My parents and their friends stared expectantly. I saw the brown bottles in their hands, the smiles on their faces. I struck a pose—hand on hip, arm tucked against my chest. I’d put on my tutu for the occasion. I was fabulous. I sang:
That’s when I saw her, ooh [I hit a high note on the oh], I saw her
She walked in through the out door, out door
She wore a raspberry beret
The kind you find in a second-hand store
And if it was warm she wouldn’t wear much more
I think I looooove her
The adults would hoot and clap. I’d take a bow, then make what I had somehow construed as a curtsy.
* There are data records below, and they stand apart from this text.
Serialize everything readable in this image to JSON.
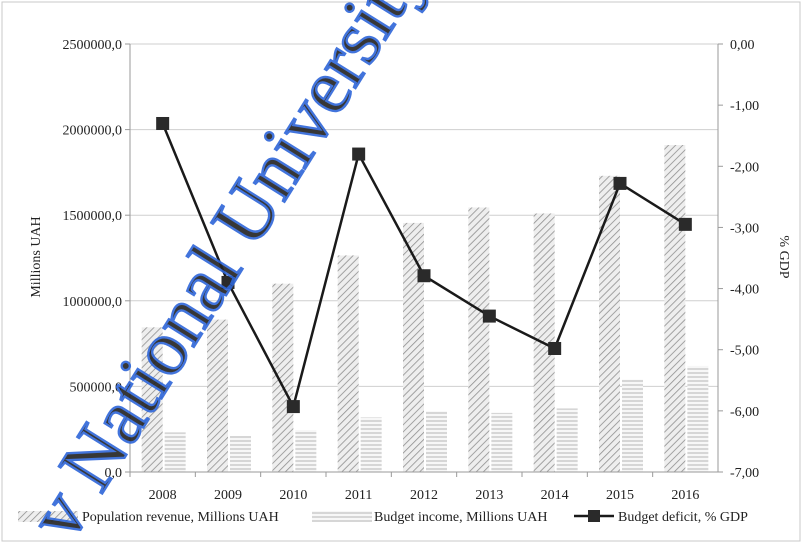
{
  "chart_data": {
    "type": "bar",
    "categories": [
      "2008",
      "2009",
      "2010",
      "2011",
      "2012",
      "2013",
      "2014",
      "2015",
      "2016"
    ],
    "series": [
      {
        "name": "Population revenue, Millions UAH",
        "type": "bar",
        "axis": "left",
        "values": [
          845000,
          890000,
          1100000,
          1265000,
          1455000,
          1545000,
          1510000,
          1730000,
          1910000
        ]
      },
      {
        "name": "Budget income, Millions UAH",
        "type": "bar",
        "axis": "left",
        "values": [
          230000,
          210000,
          245000,
          320000,
          355000,
          345000,
          370000,
          540000,
          620000
        ]
      },
      {
        "name": "Budget deficit, % GDP",
        "type": "line",
        "axis": "right",
        "values": [
          -1.3,
          -3.9,
          -5.93,
          -1.8,
          -3.79,
          -4.45,
          -4.98,
          -2.28,
          -2.95
        ]
      }
    ],
    "y_left": {
      "label": "Millions UAH",
      "min": 0,
      "max": 2500000,
      "ticks": [
        0,
        500000,
        1000000,
        1500000,
        2000000,
        2500000
      ],
      "tick_labels": [
        "0,0",
        "500000,0",
        "1000000,0",
        "1500000,0",
        "2000000,0",
        "2500000,0"
      ]
    },
    "y_right": {
      "label": "% GDP",
      "min": -7,
      "max": 0,
      "ticks": [
        0,
        -1,
        -2,
        -3,
        -4,
        -5,
        -6,
        -7
      ],
      "tick_labels": [
        "0,00",
        "-1,00",
        "-2,00",
        "-3,00",
        "-4,00",
        "-5,00",
        "-6,00",
        "-7,00"
      ]
    },
    "grid": true,
    "legend_position": "bottom"
  },
  "watermark": {
    "text": "v National University"
  },
  "colors": {
    "axis": "#b9b9b9",
    "grid": "#cfcfcf",
    "line": "#1a1a1a",
    "bar_stroke": "#9a9a9a",
    "watermark": "#2e66d9"
  }
}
“Now do the other,” my dad coached.
Maybe you’re just like my mother
She’s never satisfied
Why do we scream at each other
This is what it sounds like
When doves cry
Maybe most people would consider it reprehensible to egg on a 4-year-old to perform Prince songs at an adult party where everyone was half in the bag. And Prince, especially Prince, with his suggestive, subversive, sexual lyrics—Prince of Purple Rain was just oozing sex. And maybe it was reprehensible, sort of. But mostly, it was awesome. I can say that because I’m the one who’d be construed as exploited and what I remember from those sessions was not a feeling of coercion or shame, but a warm glow of belonging.
Most kids couldn’t sing Prince. I could. That made me special, a part of something larger. Adults sang Prince. I had something in common with them, and even as they laughed, we all drew closer. I was precocious. I was something special. I had that specialness not by accident, but because my mother and father played Prince for me—or played Prince around me—and didn’t worry about the consequences. I recall knowing Prince sang “Raspberry Beret,” though, so they weren’t totally passive. They rocked out to Prince enough that their 4-year-old knew the words.
And in knowing those words, I joined something bigger. I was also called on to sing Aerosmith’s “Love in an Elevator” at parties: “Love in an elevator/ Livin’ it up while I’m going’ down.” I had no idea what this meant. It didn’t matter. I knew Aerosmith and never forgot them. Later, I sang along to the iconic “Janie’s Got a Gun.” Now, I have Aerosmith on vinyl, and I play Toys in the Attic for my kids. I had tapped into something larger than myself.
I never forgot who Prince was, either. I continued to rock out to his songs. I knew who he was when he turned his name into the trumpet thingy and why it mattered. I understood the Eminem lyric in “Without Me”: “Ever since Prince turned himself into a symbol.” I was a member of the larger pop culture my parents brought to me. None of this would have happened if I hadn’t been singing “When Doves Cry” to drunk partiers.
When David Bowie died, I got serious about my sons’ Bowie education. We did the obvious ones, the ones with space references: “Starman,” “Space Oddity,” and the iconic “Ziggy Stardust.” They weren’t particularly taken with them. But they jumped on the bed to the rhythm and sang snippets of lyrics. Enough snippets that my son told his ukulele teacher that David Bowie was his favorite musician.
They will always know David Bowie. They will come back to him. I gifted them something larger than themselves, a piece of culture and music and soul of our century. I did the same with The Beatles, but it took, especially, “Yellow Submarine.” My youngest son screams if anyone sings it but him. My two oldest played it for their ukulele recital—a step up from beer parties.
Impromptu car recitals are not unknown. If asked, my 6-year-old will say The Beatles are his favorite band, and “Yellow Submarine” and “All Together Now” his favorite songs. I snicker when he sings “Black, white, green, red/ Can I take my friend to bed?” It’s a gift; he has no idea what it means.
They’re also dipping their toes into other Beatles songs. They fight over the precise lyrics of “The Continuing Story of Bungalow Bill” and “Ob-La-Di, Ob-La-Da.” My oldest says he’s glad I introduced him to The Beatles, because lots of other people like them.
This is why we have to play music for our children. Yeah, it’s funny to see a kid sing “Purple Rain.” But it connects them to something larger. When Prince died, it meant something to me. When David Bowie passed, my sons had at least heard his name. I play them what I love: The Talking Heads, Phish, The Who. You should push your love. Play your children Ani DiFranco and The Indigo Girls. Give them Tom Waits and Tom Petty. When we do this, we connect them to something else. We bring them together. We usher them into the fold of art. That sort of connection, that’s what Prince was about. It’s what Prince would have wanted.
Give your kids the gift of Purple Rain.